# ATV Repair



## ccook2426 (Oct 8, 2009)

Hello,

I'm new to this board (I've been reading it for a few months but have never posted). I was wondering if anyone either does or knows someone that does ATV repairs. I recently rolled my ATV and want to get it fixed up. I'm not mechanically minded at all. I took it to a shop and they gave me a quote. Everyone I have talked to has told me that the official shops charge almost twice as much (similar to a car dealership's repair shop) as local mechanics.

It's a 2005 Arctic Cat 500 Auto LE 4x4. The engine runs great (after it rolled over 300 feet down a mountain it started right up) and as far as I can tell the transmission, gears, etc. still work fine considering I basically drove it back down the mountain to my truck. The steering and wheel(s) are messed up (the front left is completely broken) along with some misc problems (winch operating switch broke, brake handle broken off, bent racks, headlights, etc.).

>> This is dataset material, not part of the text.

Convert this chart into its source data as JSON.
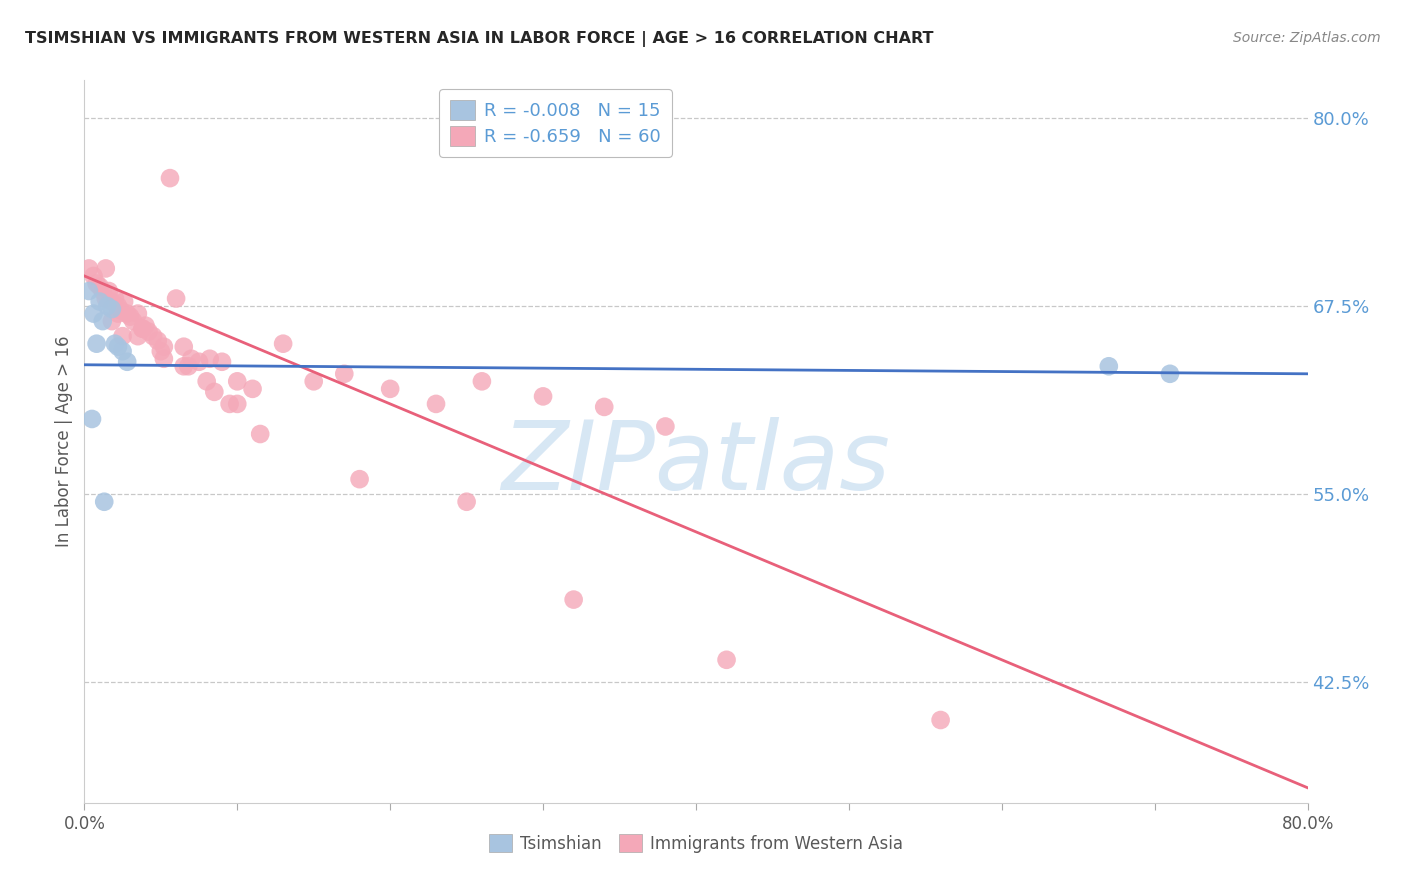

I'd love to hear from someone to decide if it's worth repairing.

Thanks,


----------



## MeanGene (Nov 18, 2008)

A good friend of mine owns a shop called "Flinn Automotive". He does work on snowmobiles, ATV's etc. as well as a full service and repair shop for cars and trucks. Give him a try, his name is Mike Flinn. The number is 801-484-3084.


----------